How much power does the Court have to revoke a Will?
What is revoking a Will?
Revoking is a legal term for cancelling or changing a Will. As the objective of a Will is to reflect the current wishes and intentions of the Will maker, the Will maker has the right to revoke a Will whenever they please.
Revoking a Will by a testator is especially feasible where there has been:
- a marriage, divorce or separation;
- new child or grandchild;
- movement to a new State;
- death of a loved one;
- a named beneficiary or executor dies or becomes unavailable;
- a major piece of the Estate no longer exists or a major piece of the Estate has a significant change in value;
- a living trust is created;
- there is a purchasing of a significant asset or new investment;
- there is the involvement in a new business company.
A Court’s power to revoke a Will
After the testator’s death, the Courts also have the opportunity to revoke a Will where they see fit.
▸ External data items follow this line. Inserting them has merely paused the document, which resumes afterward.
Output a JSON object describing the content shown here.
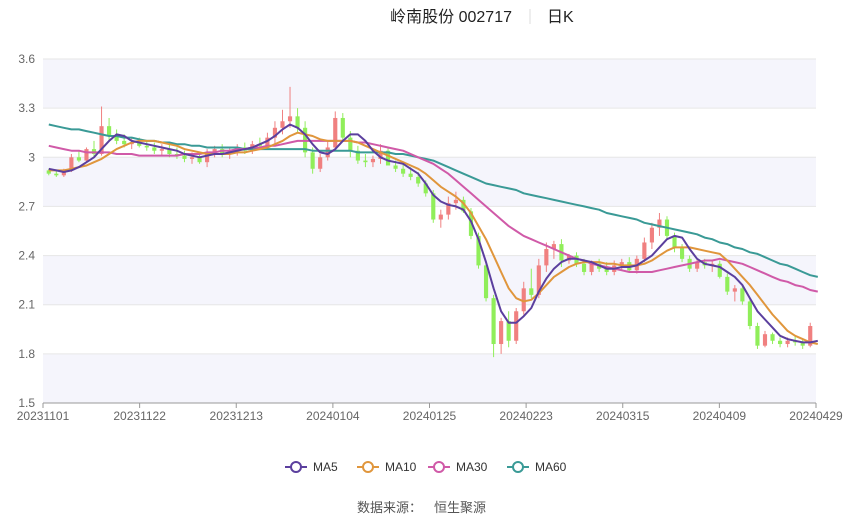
{
  "chart_data": {
    "type": "candlestick",
    "title": "岭南股份 002717",
    "subtitle": "日K",
    "source_label": "数据来源：",
    "source_name": "恒生聚源",
    "y_ticks": [
      "3.6",
      "3.3",
      "3",
      "2.7",
      "2.4",
      "2.1",
      "1.8",
      "1.5"
    ],
    "ylim": [
      1.5,
      3.6
    ],
    "x_tick_labels": [
      "20231101",
      "20231122",
      "20231213",
      "20240104",
      "20240125",
      "20240223",
      "20240315",
      "20240409",
      "20240429"
    ],
    "legend": [
      "MA5",
      "MA10",
      "MA30",
      "MA60"
    ],
    "colors": {
      "up": "#f08080",
      "down": "#90ee5a",
      "MA5": "#5b3f9e",
      "MA10": "#e0963c",
      "MA30": "#d05aa8",
      "MA60": "#3a9a96"
    },
    "ohlc": [
      [
        2.92,
        2.93,
        2.89,
        2.9
      ],
      [
        2.9,
        2.92,
        2.88,
        2.89
      ],
      [
        2.89,
        2.93,
        2.88,
        2.92
      ],
      [
        2.92,
        3.02,
        2.91,
        3.0
      ],
      [
        3.0,
        3.04,
        2.97,
        2.98
      ],
      [
        2.98,
        3.06,
        2.97,
        3.05
      ],
      [
        3.05,
        3.1,
        3.0,
        3.02
      ],
      [
        3.02,
        3.31,
        3.01,
        3.19
      ],
      [
        3.19,
        3.24,
        3.1,
        3.13
      ],
      [
        3.13,
        3.17,
        3.08,
        3.1
      ],
      [
        3.1,
        3.14,
        3.06,
        3.08
      ],
      [
        3.08,
        3.12,
        3.05,
        3.09
      ],
      [
        3.09,
        3.12,
        3.06,
        3.07
      ],
      [
        3.07,
        3.1,
        3.04,
        3.06
      ],
      [
        3.06,
        3.09,
        3.02,
        3.04
      ],
      [
        3.04,
        3.08,
        3.01,
        3.05
      ],
      [
        3.05,
        3.08,
        3.0,
        3.02
      ],
      [
        3.02,
        3.06,
        2.99,
        3.01
      ],
      [
        3.01,
        3.04,
        2.97,
        2.99
      ],
      [
        2.99,
        3.03,
        2.96,
        3.0
      ],
      [
        3.0,
        3.02,
        2.96,
        2.97
      ],
      [
        2.97,
        3.05,
        2.94,
        3.03
      ],
      [
        3.03,
        3.07,
        3.0,
        3.05
      ],
      [
        3.05,
        3.08,
        3.0,
        3.02
      ],
      [
        3.02,
        3.06,
        2.99,
        3.04
      ],
      [
        3.04,
        3.08,
        3.01,
        3.06
      ],
      [
        3.06,
        3.09,
        3.02,
        3.04
      ],
      [
        3.04,
        3.1,
        3.02,
        3.08
      ],
      [
        3.08,
        3.12,
        3.05,
        3.07
      ],
      [
        3.07,
        3.15,
        3.05,
        3.12
      ],
      [
        3.12,
        3.22,
        3.08,
        3.18
      ],
      [
        3.18,
        3.29,
        3.14,
        3.22
      ],
      [
        3.22,
        3.43,
        3.18,
        3.25
      ],
      [
        3.25,
        3.3,
        3.15,
        3.18
      ],
      [
        3.18,
        3.22,
        3.0,
        3.03
      ],
      [
        3.03,
        3.06,
        2.9,
        2.93
      ],
      [
        2.93,
        3.02,
        2.91,
        3.0
      ],
      [
        3.0,
        3.1,
        2.98,
        3.06
      ],
      [
        3.06,
        3.28,
        3.04,
        3.24
      ],
      [
        3.24,
        3.27,
        3.1,
        3.12
      ],
      [
        3.12,
        3.16,
        3.0,
        3.04
      ],
      [
        3.04,
        3.07,
        2.96,
        2.98
      ],
      [
        2.98,
        3.02,
        2.94,
        2.97
      ],
      [
        2.97,
        3.01,
        2.94,
        2.99
      ],
      [
        2.99,
        3.08,
        2.96,
        3.04
      ],
      [
        3.04,
        3.06,
        2.96,
        2.95
      ],
      [
        2.95,
        2.98,
        2.91,
        2.93
      ],
      [
        2.93,
        2.96,
        2.88,
        2.9
      ],
      [
        2.9,
        2.94,
        2.86,
        2.88
      ],
      [
        2.88,
        2.91,
        2.82,
        2.84
      ],
      [
        2.84,
        2.86,
        2.76,
        2.78
      ],
      [
        2.78,
        2.8,
        2.6,
        2.62
      ],
      [
        2.62,
        2.68,
        2.57,
        2.65
      ],
      [
        2.65,
        2.76,
        2.62,
        2.72
      ],
      [
        2.72,
        2.79,
        2.68,
        2.74
      ],
      [
        2.74,
        2.76,
        2.66,
        2.67
      ],
      [
        2.67,
        2.69,
        2.5,
        2.52
      ],
      [
        2.52,
        2.54,
        2.32,
        2.34
      ],
      [
        2.34,
        2.36,
        2.12,
        2.14
      ],
      [
        2.14,
        2.16,
        1.78,
        1.86
      ],
      [
        1.86,
        2.02,
        1.8,
        2.0
      ],
      [
        2.0,
        2.06,
        1.84,
        1.88
      ],
      [
        1.88,
        2.08,
        1.86,
        2.06
      ],
      [
        2.06,
        2.24,
        2.04,
        2.2
      ],
      [
        2.2,
        2.32,
        2.14,
        2.16
      ],
      [
        2.16,
        2.38,
        2.14,
        2.34
      ],
      [
        2.34,
        2.48,
        2.3,
        2.44
      ],
      [
        2.44,
        2.49,
        2.38,
        2.47
      ],
      [
        2.47,
        2.5,
        2.33,
        2.37
      ],
      [
        2.37,
        2.41,
        2.35,
        2.4
      ],
      [
        2.4,
        2.42,
        2.33,
        2.35
      ],
      [
        2.35,
        2.38,
        2.28,
        2.3
      ],
      [
        2.3,
        2.37,
        2.28,
        2.35
      ],
      [
        2.35,
        2.38,
        2.3,
        2.32
      ],
      [
        2.32,
        2.36,
        2.28,
        2.3
      ],
      [
        2.3,
        2.37,
        2.28,
        2.34
      ],
      [
        2.34,
        2.38,
        2.31,
        2.36
      ],
      [
        2.36,
        2.39,
        2.3,
        2.31
      ],
      [
        2.31,
        2.4,
        2.29,
        2.38
      ],
      [
        2.38,
        2.51,
        2.36,
        2.48
      ],
      [
        2.48,
        2.6,
        2.44,
        2.57
      ],
      [
        2.57,
        2.66,
        2.52,
        2.62
      ],
      [
        2.62,
        2.64,
        2.5,
        2.52
      ],
      [
        2.52,
        2.54,
        2.42,
        2.45
      ],
      [
        2.45,
        2.47,
        2.36,
        2.38
      ],
      [
        2.38,
        2.4,
        2.3,
        2.32
      ],
      [
        2.32,
        2.38,
        2.3,
        2.36
      ],
      [
        2.36,
        2.38,
        2.32,
        2.34
      ],
      [
        2.34,
        2.37,
        2.3,
        2.35
      ],
      [
        2.35,
        2.37,
        2.26,
        2.27
      ],
      [
        2.27,
        2.29,
        2.16,
        2.18
      ],
      [
        2.18,
        2.22,
        2.12,
        2.2
      ],
      [
        2.2,
        2.22,
        2.1,
        2.12
      ],
      [
        2.12,
        2.14,
        1.95,
        1.97
      ],
      [
        1.97,
        1.99,
        1.83,
        1.85
      ],
      [
        1.85,
        1.94,
        1.84,
        1.92
      ],
      [
        1.92,
        1.93,
        1.86,
        1.88
      ],
      [
        1.88,
        1.9,
        1.84,
        1.86
      ],
      [
        1.86,
        1.9,
        1.84,
        1.88
      ],
      [
        1.88,
        1.91,
        1.85,
        1.87
      ],
      [
        1.87,
        1.89,
        1.83,
        1.85
      ],
      [
        1.85,
        1.99,
        1.84,
        1.97
      ]
    ],
    "ma5": [
      2.93,
      2.92,
      2.91,
      2.92,
      2.94,
      2.97,
      3.0,
      3.05,
      3.1,
      3.14,
      3.13,
      3.1,
      3.09,
      3.08,
      3.07,
      3.06,
      3.05,
      3.04,
      3.02,
      3.01,
      3.0,
      3.01,
      3.02,
      3.02,
      3.03,
      3.04,
      3.05,
      3.06,
      3.08,
      3.1,
      3.13,
      3.17,
      3.2,
      3.18,
      3.14,
      3.08,
      3.03,
      3.02,
      3.05,
      3.1,
      3.14,
      3.14,
      3.1,
      3.04,
      3.0,
      2.98,
      2.97,
      2.96,
      2.93,
      2.9,
      2.84,
      2.77,
      2.73,
      2.71,
      2.7,
      2.68,
      2.61,
      2.5,
      2.36,
      2.2,
      2.06,
      1.99,
      1.99,
      2.03,
      2.08,
      2.18,
      2.26,
      2.32,
      2.36,
      2.38,
      2.38,
      2.37,
      2.36,
      2.34,
      2.32,
      2.32,
      2.33,
      2.33,
      2.34,
      2.37,
      2.4,
      2.45,
      2.5,
      2.52,
      2.51,
      2.44,
      2.38,
      2.35,
      2.34,
      2.33,
      2.3,
      2.27,
      2.22,
      2.14,
      2.06,
      2.01,
      1.96,
      1.91,
      1.89,
      1.88,
      1.87,
      1.87,
      1.88
    ],
    "ma10": [
      2.92,
      2.92,
      2.92,
      2.93,
      2.94,
      2.95,
      2.97,
      2.99,
      3.02,
      3.05,
      3.07,
      3.09,
      3.1,
      3.1,
      3.1,
      3.09,
      3.08,
      3.07,
      3.05,
      3.04,
      3.03,
      3.02,
      3.02,
      3.02,
      3.02,
      3.03,
      3.03,
      3.04,
      3.05,
      3.06,
      3.08,
      3.1,
      3.13,
      3.15,
      3.14,
      3.13,
      3.11,
      3.1,
      3.1,
      3.1,
      3.1,
      3.09,
      3.07,
      3.05,
      3.03,
      3.01,
      2.99,
      2.97,
      2.95,
      2.93,
      2.9,
      2.86,
      2.82,
      2.79,
      2.76,
      2.72,
      2.66,
      2.58,
      2.5,
      2.4,
      2.3,
      2.2,
      2.14,
      2.12,
      2.13,
      2.17,
      2.22,
      2.27,
      2.3,
      2.33,
      2.35,
      2.36,
      2.36,
      2.36,
      2.35,
      2.35,
      2.34,
      2.34,
      2.34,
      2.35,
      2.37,
      2.4,
      2.43,
      2.45,
      2.45,
      2.45,
      2.44,
      2.43,
      2.42,
      2.41,
      2.37,
      2.32,
      2.27,
      2.22,
      2.16,
      2.1,
      2.04,
      1.99,
      1.94,
      1.91,
      1.89,
      1.87,
      1.86
    ],
    "ma30": [
      3.07,
      3.06,
      3.05,
      3.04,
      3.04,
      3.03,
      3.03,
      3.03,
      3.03,
      3.02,
      3.02,
      3.02,
      3.01,
      3.01,
      3.01,
      3.01,
      3.01,
      3.01,
      3.02,
      3.02,
      3.02,
      3.03,
      3.03,
      3.04,
      3.04,
      3.05,
      3.05,
      3.06,
      3.06,
      3.07,
      3.07,
      3.08,
      3.09,
      3.1,
      3.1,
      3.1,
      3.1,
      3.1,
      3.1,
      3.1,
      3.1,
      3.09,
      3.09,
      3.08,
      3.07,
      3.06,
      3.05,
      3.04,
      3.02,
      3.0,
      2.98,
      2.96,
      2.93,
      2.9,
      2.86,
      2.82,
      2.78,
      2.74,
      2.7,
      2.66,
      2.62,
      2.58,
      2.55,
      2.52,
      2.5,
      2.48,
      2.46,
      2.44,
      2.42,
      2.4,
      2.38,
      2.37,
      2.35,
      2.34,
      2.33,
      2.32,
      2.31,
      2.3,
      2.3,
      2.3,
      2.3,
      2.31,
      2.32,
      2.33,
      2.34,
      2.35,
      2.36,
      2.37,
      2.37,
      2.38,
      2.37,
      2.36,
      2.35,
      2.33,
      2.31,
      2.29,
      2.27,
      2.25,
      2.24,
      2.22,
      2.21,
      2.19,
      2.18
    ],
    "ma60": [
      3.2,
      3.19,
      3.18,
      3.17,
      3.17,
      3.16,
      3.15,
      3.14,
      3.13,
      3.13,
      3.12,
      3.12,
      3.11,
      3.1,
      3.1,
      3.09,
      3.09,
      3.08,
      3.08,
      3.07,
      3.07,
      3.06,
      3.06,
      3.06,
      3.06,
      3.06,
      3.05,
      3.05,
      3.05,
      3.05,
      3.05,
      3.05,
      3.05,
      3.05,
      3.05,
      3.04,
      3.04,
      3.04,
      3.04,
      3.04,
      3.04,
      3.03,
      3.03,
      3.03,
      3.03,
      3.03,
      3.02,
      3.02,
      3.01,
      3.0,
      2.99,
      2.98,
      2.96,
      2.94,
      2.92,
      2.9,
      2.88,
      2.86,
      2.84,
      2.83,
      2.82,
      2.81,
      2.8,
      2.78,
      2.77,
      2.76,
      2.75,
      2.74,
      2.73,
      2.72,
      2.71,
      2.7,
      2.69,
      2.68,
      2.66,
      2.65,
      2.64,
      2.63,
      2.62,
      2.6,
      2.59,
      2.58,
      2.57,
      2.56,
      2.55,
      2.54,
      2.53,
      2.51,
      2.5,
      2.48,
      2.47,
      2.45,
      2.44,
      2.42,
      2.41,
      2.39,
      2.37,
      2.35,
      2.34,
      2.32,
      2.3,
      2.28,
      2.27
    ]
  }
}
However, the likelihood of a Court revoking a Will by ‘changing’ or ‘cancelling’ it all together truly depends on the circumstances at hand, and is not something the Courts are necessarily favourable towards.
Cancelling/Challenging a Will
A Will can be ‘cancelled’ by being challenged. To do so, the plaintiff must argue that the Will itself should be struck out because they believe that:
- the Will-maker did not have the capacity to make the Will at the time it was signed;
- the Will was the subject of fraud, forgery or made under the influence of others;
- there was an insufficiency and inappropriateness of witnesses to the signing of the Will; or
- the Will was left unsigned.
How to Challenge (Cancel) a Will
If you are wanting to challenge a will, the first step is to get in contact with a legal professional. They will often get a probate caveat placed on that Will. A probate caveat ultimately stops the executor(s) or administrator(s) of the Estate to administer the assets until a decision has been made about the validity of the Will; the caveat runs out; or is withdrawn by the caveator.
Once the caveat is placed on the Will it is then for you to plead your case to the courts as to why you think that Will should not be the last valid Will of the testator.
If successful, that Will would be struck out and you would file for probate of the previous Will. Alternatively, if there was no previous Will, the Estate would be divided according to Intestacy Law.
How to alter/contest a Will
The wording of a Will can never be altered after the fact, but the way the Estate is distributed can be; either via a Deed of Family Arrangement, Mediation or through the Courts. Altering the distribution is achieved through a successful Will contest, and such a is launched only if the plaintiff has been left out of a Will, or feel they have been treated unfairly by the testator within the Will.
How to contest a Will
If you are wanting to contest a Will you would first have to prove you are part of an ‘eligible class of person’ to launch such a claim. This is an exhaustive list and is provided for in s 91(2)(b) of the Administration and Probate Act 1958 (Vic).
Eligible people include
- Spouse or domestic partner at the time of death;
- Child of the deceased (including adopted or step child, or someone who believed the deceased to be their parent and was treated as such);
- A registered caring partner;
- A grandchild; or
- A person who was (and was likely to be in the near future) a member of the deceased’s household.
You would then have to prove that the deceased had a moral duty to provide for your proper maintenance and support. E.g. you were maintained by them at some point.
Last you would have to prove that the distribution of the deceased’s estate as set out in the Will, fails to make adequate provision for your proper maintenance and support.
Most importantly, you have strictly 6 months from the date that a grant of probate is made to contest the Will. The law can be harsh in the sense that often ‘out of time’ is synonymous with being ‘out of luck’ – although in some exceptional circumstances an extension of time will be granted.
The likelihood of success – either challenging or contesting
The likelihood of a Will being revoked after the fact is unfortunately immeasurable. What can be said however is that with Will challenges and contests, it is always a battle between testamentary freedom and testamentary duty.
A person is free to set out in a Will their intentions for the distribution of their assets after death (testamentary freedom). However, in Australia, testamentary freedom is not absolute. Testators have a moral obligation to provide for those who were dependent on them, such as children (testamentary duty), which is why the law provides an opportunity for the distribution of a testator’s Estate to be altered, so to restore justice.